CO2-reduzierter Beton

"Es fehlt nur noch die Anwendung"

CO2-Fußabdruck
30.08.2022

Warum klimafreundliche Produkte nicht immer Selbstläufer sind und sich Betoninnovationen und Normen manchmal nicht so leicht miteinander vereinbaren lassen, erklärt Franz Denk von Wopfinger Transportbeton im Interview.
Franz Denk ist Geschäftsführer von Wopfinger Transportbeton
Franz Denk ist Geschäftsführer von Wopfinger Transportbeton

Beton und Zement stehen in Sachen Klima­freundlichkeit regelmäßig in der öffent­lichen Kritik, gleichzeitig brauchen neue klima­freundlichere Produkte vergleichsweise lange, um sich am Markt zu etablieren. Franz Denk, Geschäftsführer von Wopfinger Transportbeton, über ­Hemmschwellen, Betonnormen und Klinkeranteile. 

Recyclingbeton und CO2-arme Betone gibt es schon seit einiger Zeit am Markt. Warum sind diese Neuheiten auf der Baustelle noch nicht so recht angekommen?

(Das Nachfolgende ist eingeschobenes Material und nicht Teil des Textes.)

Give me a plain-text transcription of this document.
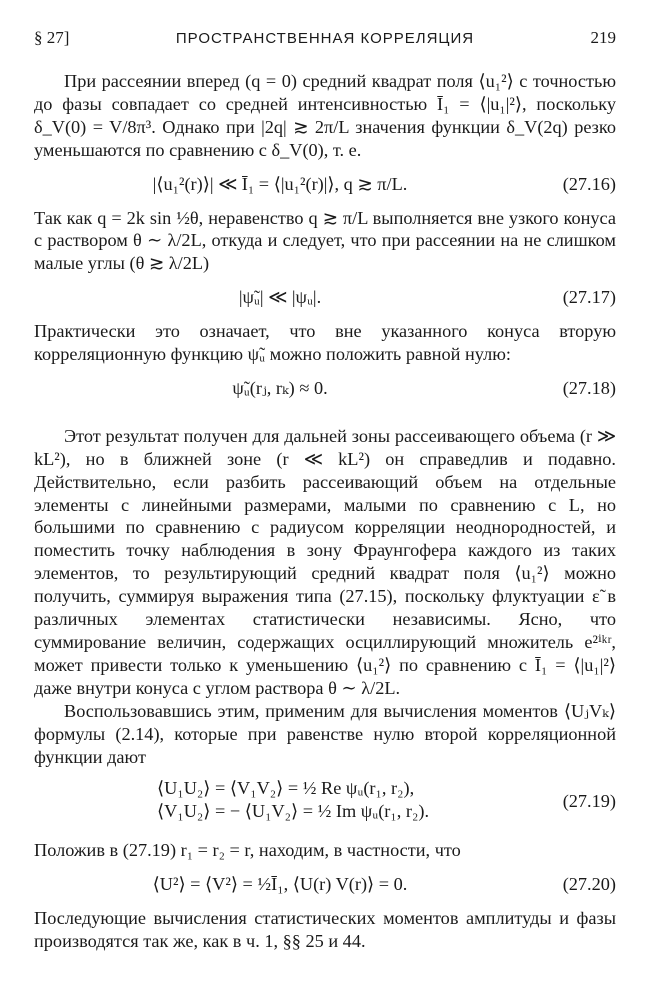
§ 27]	ПРОСТРАНСТВЕННАЯ КОРРЕЛЯЦИЯ	219

При рассеянии вперед (q = 0) средний квадрат поля ⟨u₁²⟩ с точностью до фазы совпадает со средней интенсивностью Ī₁ = ⟨|u₁|²⟩, поскольку δ_V(0) = V/8π³. Однако при |2q| ≳ 2π/L значения функции δ_V(2q) резко уменьшаются по сравнению с δ_V(0), т. е.

|⟨u₁²(r)⟩| ≪ Ī₁ = ⟨|u₁²(r)|⟩, q ≳ π/L.	(27.16)

Так как q = 2k sin ½θ, неравенство q ≳ π/L выполняется вне узкого конуса с раствором θ ∼ λ/2L, откуда и следует, что при рассеянии на не слишком малые углы (θ ≳ λ/2L)

|ψ̃ᵤ| ≪ |ψᵤ|.	(27.17)

Практически это означает, что вне указанного конуса вторую корреляционную функцию ψ̃ᵤ можно положить равной нулю:

ψ̃ᵤ(rⱼ, rₖ) ≈ 0.	(27.18)

Этот результат получен для дальней зоны рассеивающего объема (r ≫ kL²), но в ближней зоне (r ≪ kL²) он справедлив и подавно. Действительно, если разбить рассеивающий объем на отдельные элементы с линейными размерами, малыми по сравнению с L, но большими по сравнению с радиусом корреляции неоднородностей, и поместить точку наблюдения в зону Фраунгофера каждого из таких элементов, то результирующий средний квадрат поля ⟨u₁²⟩ можно получить, суммируя выражения типа (27.15), поскольку флуктуации ε̃ в различных элементах статистически независимы. Ясно, что суммирование величин, содержащих осциллирующий множитель e²ⁱᵏʳ, может привести только к уменьшению ⟨u₁²⟩ по сравнению с Ī₁ = ⟨|u₁|²⟩ даже внутри конуса с углом раствора θ ∼ λ/2L.

Воспользовавшись этим, применим для вычисления моментов ⟨UⱼVₖ⟩ формулы (2.14), которые при равенстве нулю второй корреляционной функции дают

⟨U₁U₂⟩ = ⟨V₁V₂⟩ = ½ Re ψᵤ(r₁, r₂),
⟨V₁U₂⟩ = − ⟨U₁V₂⟩ = ½ Im ψᵤ(r₁, r₂).	(27.19)

Положив в (27.19) r₁ = r₂ = r, находим, в частности, что

⟨U²⟩ = ⟨V²⟩ = ½Ī₁, ⟨U(r) V(r)⟩ = 0.	(27.20)

Последующие вычисления статистических моментов амплитуды и фазы производятся так же, как в ч. 1, §§ 25 и 44.
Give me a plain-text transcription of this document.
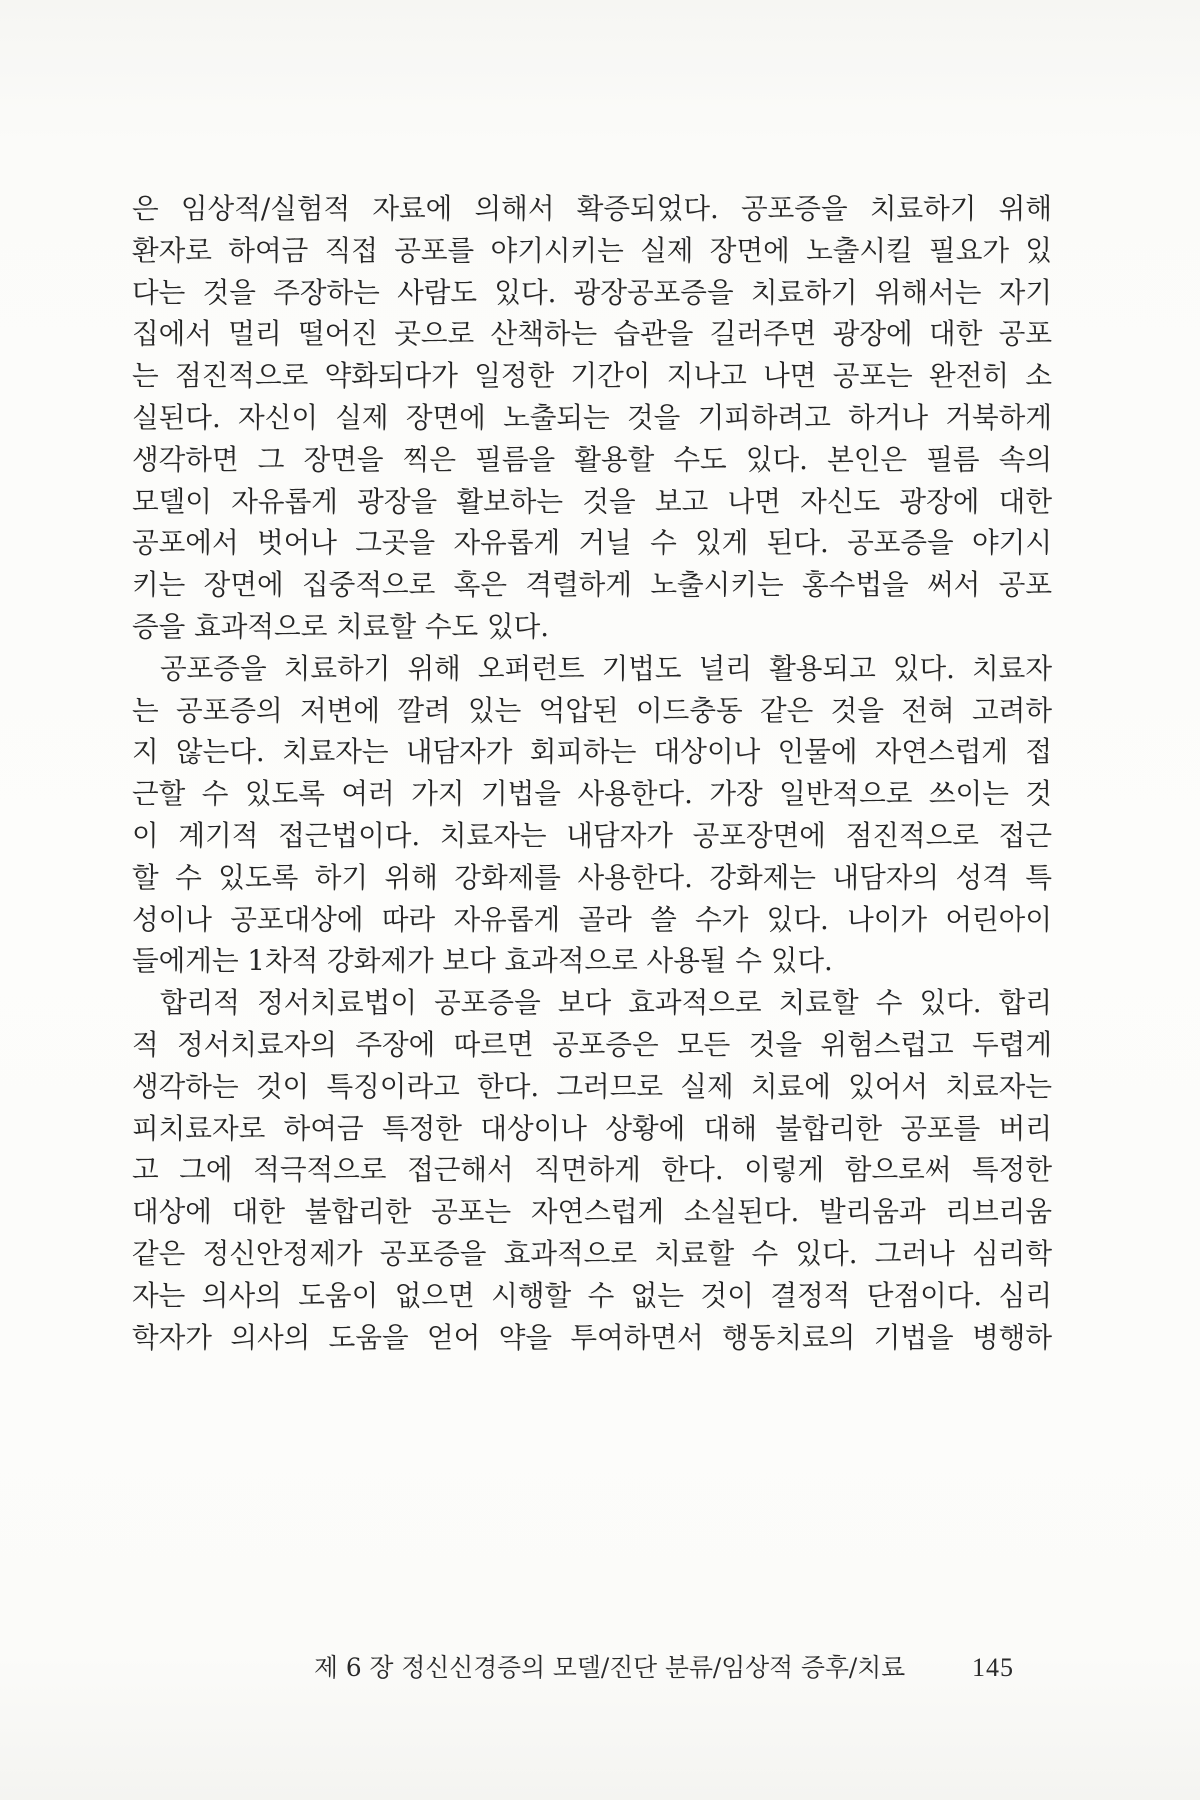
은 임상적/실험적 자료에 의해서 확증되었다. 공포증을 치료하기 위해
환자로 하여금 직접 공포를 야기시키는 실제 장면에 노출시킬 필요가 있
다는 것을 주장하는 사람도 있다. 광장공포증을 치료하기 위해서는 자기
집에서 멀리 떨어진 곳으로 산책하는 습관을 길러주면 광장에 대한 공포
는 점진적으로 약화되다가 일정한 기간이 지나고 나면 공포는 완전히 소
실된다. 자신이 실제 장면에 노출되는 것을 기피하려고 하거나 거북하게
생각하면 그 장면을 찍은 필름을 활용할 수도 있다. 본인은 필름 속의
모델이 자유롭게 광장을 활보하는 것을 보고 나면 자신도 광장에 대한
공포에서 벗어나 그곳을 자유롭게 거닐 수 있게 된다. 공포증을 야기시
키는 장면에 집중적으로 혹은 격렬하게 노출시키는 홍수법을 써서 공포
증을 효과적으로 치료할 수도 있다.
공포증을 치료하기 위해 오퍼런트 기법도 널리 활용되고 있다. 치료자
는 공포증의 저변에 깔려 있는 억압된 이드충동 같은 것을 전혀 고려하
지 않는다. 치료자는 내담자가 회피하는 대상이나 인물에 자연스럽게 접
근할 수 있도록 여러 가지 기법을 사용한다. 가장 일반적으로 쓰이는 것
이 계기적 접근법이다. 치료자는 내담자가 공포장면에 점진적으로 접근
할 수 있도록 하기 위해 강화제를 사용한다. 강화제는 내담자의 성격 특
성이나 공포대상에 따라 자유롭게 골라 쓸 수가 있다. 나이가 어린아이
들에게는 1차적 강화제가 보다 효과적으로 사용될 수 있다.
합리적 정서치료법이 공포증을 보다 효과적으로 치료할 수 있다. 합리
적 정서치료자의 주장에 따르면 공포증은 모든 것을 위험스럽고 두렵게
생각하는 것이 특징이라고 한다. 그러므로 실제 치료에 있어서 치료자는
피치료자로 하여금 특정한 대상이나 상황에 대해 불합리한 공포를 버리
고 그에 적극적으로 접근해서 직면하게 한다. 이렇게 함으로써 특정한
대상에 대한 불합리한 공포는 자연스럽게 소실된다. 발리움과 리브리움
같은 정신안정제가 공포증을 효과적으로 치료할 수 있다. 그러나 심리학
자는 의사의 도움이 없으면 시행할 수 없는 것이 결정적 단점이다. 심리
학자가 의사의 도움을 얻어 약을 투여하면서 행동치료의 기법을 병행하
제 6 장 정신신경증의 모델/진단 분류/임상적 증후/치료	145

Franz Denk: Die Baubranche war Neuheiten gegenüber noch nie sonderlich aufgeschlossen. Hier ­müssen wir noch viel Aufklärungsarbeit leisten – vor allem bei den Ausschreibern. Erfreulicherweise gibt es bei öffentlichen Auftraggebern wie ÖBB und ­Asfinag aber mittlerweile Arbeitsgruppen, die sich mit diesem Thema auseinandersetzen. Seit circa drei Jahren kommt hier endlich Bewegung hinein. 

Um nachzuweisen, dass die neuen CO2-armen Betone gleichwertig sind, muss man erst einmal prüfen, was die alten Betonsorten können.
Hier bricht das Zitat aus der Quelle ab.